Network Rail seems to have shot itself in the foot over its policy to impose a twoyear restriction on the re-employment of its redundant staff. And it is all so unnecessary.
All across the industry I hear people expressing astonishment that it is taking such a line.
Legally it seems incredible that any company can restrict the employment of any individual in an industry. From a human rights point of view, preventing someone from earning a living is questionable. And morally it just doesn't seem right.
Yet I fully appreciate what the policy is trying to do. Network Rail is simply hoping to prevent an employee who does not fit in its business operation from leaving on a Friday with a redundancy cheque and turning up back at the office on Monday working for an agency, a consultant or a contractor.

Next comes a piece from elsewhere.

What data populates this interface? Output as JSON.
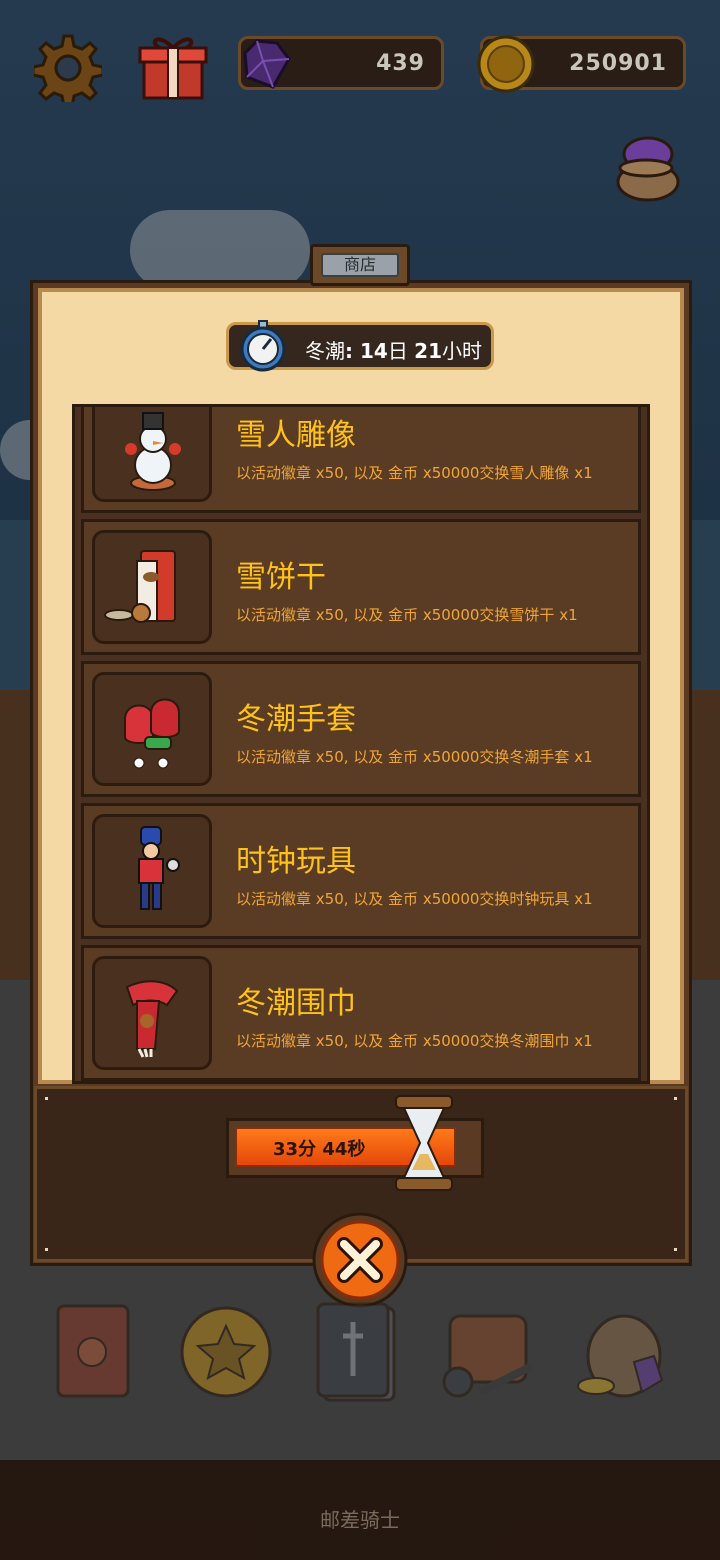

The theory is that, while there may be a skills shortage in certain areas of the industry - good project managers for example - it does no good to have the wrong skills in your business, whether employed directly or indirectly.
Unfortunately this aspiration appears to have been handled rather badly. Instead of reinforcing the view that it is a client that cares about efficient operations and value for money, a client that cares about quality outcomes and a client that cares about teamwork and putting the right people in the right job, the policy reinforces the exact opposite impression.

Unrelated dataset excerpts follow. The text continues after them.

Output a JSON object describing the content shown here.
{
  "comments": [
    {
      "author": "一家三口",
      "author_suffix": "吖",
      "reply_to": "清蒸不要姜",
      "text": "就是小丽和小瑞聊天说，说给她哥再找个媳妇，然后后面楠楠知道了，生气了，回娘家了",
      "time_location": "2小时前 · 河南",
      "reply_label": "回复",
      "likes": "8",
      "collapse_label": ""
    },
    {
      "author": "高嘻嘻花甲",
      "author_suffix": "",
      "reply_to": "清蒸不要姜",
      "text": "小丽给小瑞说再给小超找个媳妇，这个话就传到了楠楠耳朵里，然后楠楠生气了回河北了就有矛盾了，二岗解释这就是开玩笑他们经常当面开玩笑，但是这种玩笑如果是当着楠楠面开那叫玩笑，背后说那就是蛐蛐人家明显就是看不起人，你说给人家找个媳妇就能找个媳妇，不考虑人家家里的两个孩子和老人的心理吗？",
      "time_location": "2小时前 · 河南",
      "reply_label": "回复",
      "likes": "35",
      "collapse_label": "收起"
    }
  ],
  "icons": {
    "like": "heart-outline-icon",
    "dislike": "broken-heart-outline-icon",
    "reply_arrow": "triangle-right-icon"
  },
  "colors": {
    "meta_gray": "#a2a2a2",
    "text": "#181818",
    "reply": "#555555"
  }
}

Ask around the industry right now and most engineers will tut-tut at how their professional colleagues appear to have been treated.

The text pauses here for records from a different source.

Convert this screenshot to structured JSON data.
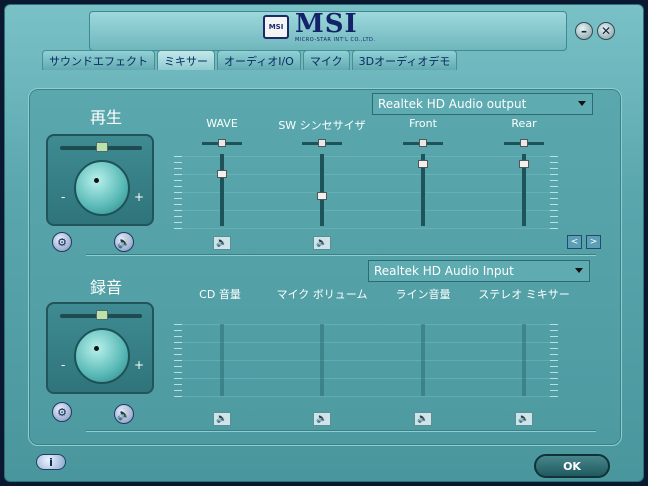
{
  "app": {
    "logo_text": "MSI",
    "logo_subtext": "MICRO-STAR INT'L CO.,LTD.",
    "shield_text": "MSI"
  },
  "window": {
    "minimize_glyph": "–",
    "close_glyph": "✕"
  },
  "tabs": [
    {
      "label": "サウンドエフェクト",
      "active": false
    },
    {
      "label": "ミキサー",
      "active": true
    },
    {
      "label": "オーディオI/O",
      "active": false
    },
    {
      "label": "マイク",
      "active": false
    },
    {
      "label": "3Dオーディオデモ",
      "active": false
    }
  ],
  "playback": {
    "title": "再生",
    "device": "Realtek HD Audio output",
    "minus": "-",
    "plus": "+",
    "channels": [
      {
        "label": "WAVE",
        "level": 0.75
      },
      {
        "label": "SW シンセサイザ",
        "level": 0.4
      },
      {
        "label": "Front",
        "level": 0.9
      },
      {
        "label": "Rear",
        "level": 0.9
      }
    ]
  },
  "recording": {
    "title": "録音",
    "device": "Realtek HD Audio Input",
    "minus": "-",
    "plus": "+",
    "channels": [
      {
        "label": "CD 音量"
      },
      {
        "label": "マイク ボリューム"
      },
      {
        "label": "ライン音量"
      },
      {
        "label": "ステレオ ミキサー"
      }
    ]
  },
  "buttons": {
    "ok": "OK",
    "info": "i",
    "nav_prev": "<",
    "nav_next": ">"
  },
  "icons": {
    "mute": "🔈",
    "speaker": "🔊",
    "tune": "⚙"
  }
}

I say appear to have been treated because I am not jumping to any conclusions about the reasons for anyone leaving Network Rail. Perhaps there was genuinely no role in the business for their skills.
Perhaps there were other more personal or performance related reasons for making particular roles redundant.
We do not know. But does the fact that Network Rail is making such a fuss about keeping these people off the railways imply the latter?
It is a fact of modern employment that shedding people that do not fit your business is a difficult, costly and timeconsuming process. Rightly so.
While there may be no 'jobs for life' any more, individuals need protection from the whims of management. But if people really do not fit, or do not perform, there are steps to take.
However, redundancy programmes are not really the tool for this task. It happens, of course, but in this case Network Rail should be using redundancies primarily to put its own business into the correct shape and size to deliver the massive programme of work ahead.
And the fact that any former employee finds work with another employer - supplier or otherwise - should not be Network Rail's concern. It should certainly provide advice and references, but ultimately it should be down to any new employer to ensure that its employees deliver.
Clients have a right to expect their suppliers to deliver the highest quality service and provide top quality staff to make it happen. But clients must allow suppliers to run their own businesses and employ their own staff, make their own mistakes and reap their own rewards.